Feb 4, 2017

Trinity’s First Full-Scale Fundraising Campaign to Launch in 2018

Trinity is looking to increase the amount of philanthropic donations it receives with the future nature of state funding still unclear.

Philip McGuinnessStaff Writer
Sam McAllister for The University Times

Trinity’s first full-scale funding campaign will launch in late 2018, as the College looks to increase the amount of philanthropic donations it receives amid few indications that state funding for higher education would increase in the near future.

At a meeting of the College Board on November 9th, Provost Patrick Prendergast said he anticipated the campaign would be launched publicly in 2018. Planning for the campaign began in late 2015 with the idea of a “campaign cabinet”, made up of five internal and five external members as well as the Provost’s Council.

Last Tuesday, speaking at Trinity College Dublin Students’ Union (TCDSU)’s council meeting, Prendergast said that the campaign was currently in its “planning stages”. “This will be the first comprehensive philanthropic campaign in the College’s history”, he said.

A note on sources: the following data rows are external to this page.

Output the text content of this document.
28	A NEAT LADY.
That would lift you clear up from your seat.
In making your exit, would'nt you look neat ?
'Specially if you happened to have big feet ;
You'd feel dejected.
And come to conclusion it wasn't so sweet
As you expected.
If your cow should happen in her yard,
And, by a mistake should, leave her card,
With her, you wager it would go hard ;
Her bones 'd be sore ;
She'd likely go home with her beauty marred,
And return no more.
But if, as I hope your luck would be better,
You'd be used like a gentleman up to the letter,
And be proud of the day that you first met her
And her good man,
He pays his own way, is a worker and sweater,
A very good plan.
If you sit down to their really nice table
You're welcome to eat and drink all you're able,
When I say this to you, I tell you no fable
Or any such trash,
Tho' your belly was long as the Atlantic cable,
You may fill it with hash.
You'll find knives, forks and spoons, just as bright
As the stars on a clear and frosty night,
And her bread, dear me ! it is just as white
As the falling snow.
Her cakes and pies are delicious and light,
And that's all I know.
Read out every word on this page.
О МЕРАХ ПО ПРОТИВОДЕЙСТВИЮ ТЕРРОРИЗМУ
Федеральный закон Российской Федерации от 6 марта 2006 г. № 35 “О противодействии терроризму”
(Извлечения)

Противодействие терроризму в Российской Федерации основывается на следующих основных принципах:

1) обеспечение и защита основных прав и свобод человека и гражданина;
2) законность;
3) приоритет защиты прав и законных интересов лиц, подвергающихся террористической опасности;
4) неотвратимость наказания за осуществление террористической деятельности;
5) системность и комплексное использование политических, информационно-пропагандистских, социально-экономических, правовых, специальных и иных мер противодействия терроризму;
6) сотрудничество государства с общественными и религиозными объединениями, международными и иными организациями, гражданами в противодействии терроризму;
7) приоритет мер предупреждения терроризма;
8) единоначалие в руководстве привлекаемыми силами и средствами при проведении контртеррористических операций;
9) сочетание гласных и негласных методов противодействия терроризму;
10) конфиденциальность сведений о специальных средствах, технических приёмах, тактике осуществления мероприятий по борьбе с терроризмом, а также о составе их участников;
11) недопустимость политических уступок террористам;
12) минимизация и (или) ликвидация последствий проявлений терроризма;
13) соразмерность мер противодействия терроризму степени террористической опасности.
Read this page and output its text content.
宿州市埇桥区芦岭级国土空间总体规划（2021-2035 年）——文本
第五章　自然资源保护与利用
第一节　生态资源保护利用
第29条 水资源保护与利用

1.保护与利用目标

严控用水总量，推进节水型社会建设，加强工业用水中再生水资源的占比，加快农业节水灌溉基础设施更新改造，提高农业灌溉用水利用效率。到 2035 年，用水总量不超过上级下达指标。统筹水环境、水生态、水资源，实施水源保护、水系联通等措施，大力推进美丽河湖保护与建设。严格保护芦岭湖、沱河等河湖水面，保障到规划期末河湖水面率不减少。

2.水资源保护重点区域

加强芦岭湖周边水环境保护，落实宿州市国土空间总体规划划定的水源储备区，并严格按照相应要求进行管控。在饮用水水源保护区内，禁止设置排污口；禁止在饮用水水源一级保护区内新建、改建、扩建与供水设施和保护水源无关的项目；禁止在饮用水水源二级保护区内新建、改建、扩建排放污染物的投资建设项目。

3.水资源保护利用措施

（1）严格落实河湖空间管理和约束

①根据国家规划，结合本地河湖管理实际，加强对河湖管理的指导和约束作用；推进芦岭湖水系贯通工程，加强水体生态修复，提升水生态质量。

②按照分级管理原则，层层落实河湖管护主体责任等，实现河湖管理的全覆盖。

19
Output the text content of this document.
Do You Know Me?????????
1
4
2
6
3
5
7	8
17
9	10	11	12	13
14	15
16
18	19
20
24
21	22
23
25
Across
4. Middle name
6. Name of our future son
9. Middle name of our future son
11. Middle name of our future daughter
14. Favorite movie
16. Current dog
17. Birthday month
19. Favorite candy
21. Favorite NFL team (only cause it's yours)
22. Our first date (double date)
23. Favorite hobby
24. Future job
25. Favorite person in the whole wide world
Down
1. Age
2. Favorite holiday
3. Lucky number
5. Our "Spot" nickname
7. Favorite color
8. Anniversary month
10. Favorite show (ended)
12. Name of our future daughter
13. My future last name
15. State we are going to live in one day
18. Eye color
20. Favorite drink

In an email to The University Times, Trinity’s Dean of Development, Gerard McHugh, said that September 2018 would be a likely timeline, because it would allow a two and a half year campaign to run to the end of Prendergast’s term as Provost. Two and a half to three years, he said, “is considered the duration that the public phase of a campaign can be sustained”.

The Trinity Foundation is currently responsible for raising philanthropic funds on the College’s behalf. In recent years, the university has put increased effort into attracting financial support from potential donors. In December 2014, it was revealed that €20 million had been gained in donations from 20 Trinity graduates or individuals connected to the College to fund the construction of the new Trinity Business School.

A presentation given to the College Board in December 2015 gave mid-2017 as a provisional date for the launch of the campaign. Philanthropy has become increasingly important to Trinity in recent years, as state funding has declined. Currently, only 40 per cent of Trinity’s funding comes from the government and College often performs strongly compared to UK universities with similar philanthropic campaigns. The presentation to the Board stated that Trinity was ranked first, compared to UK universities, on funds raised as a percentage of university budget.

Speaking at TCDSU’s council, Prendergast stated: “All the revenue that this project generates will go back into research and education. It will go back into funding lecturers and budgets in your schools, to improve the quality of what is being delivered to you.”

Prendergast acknowledged, however, that “government funding will always be an important part of the model”. The National Strategy for Higher Education, the Hunt Report, noted that in Ireland “any credible effort to expand the role of philanthropic funding is critically dependent on the continuation of sustained public investment”.

Ireland, unlike the US, does not possess anything of a history or tradition of philanthropic donations. Ireland’s most famous philanthropist would likely be Chuck Feeney, known for his donations in particular to the University of Limerick.

For major universities, campaign launches usually include a public launch on campus alongside what McHugh called “satellite launches” in major cities around the world with “significant alumni populations”.

“For Trinity, this would probably mean London, the US and perhaps a central location on the Asian continent”, he said.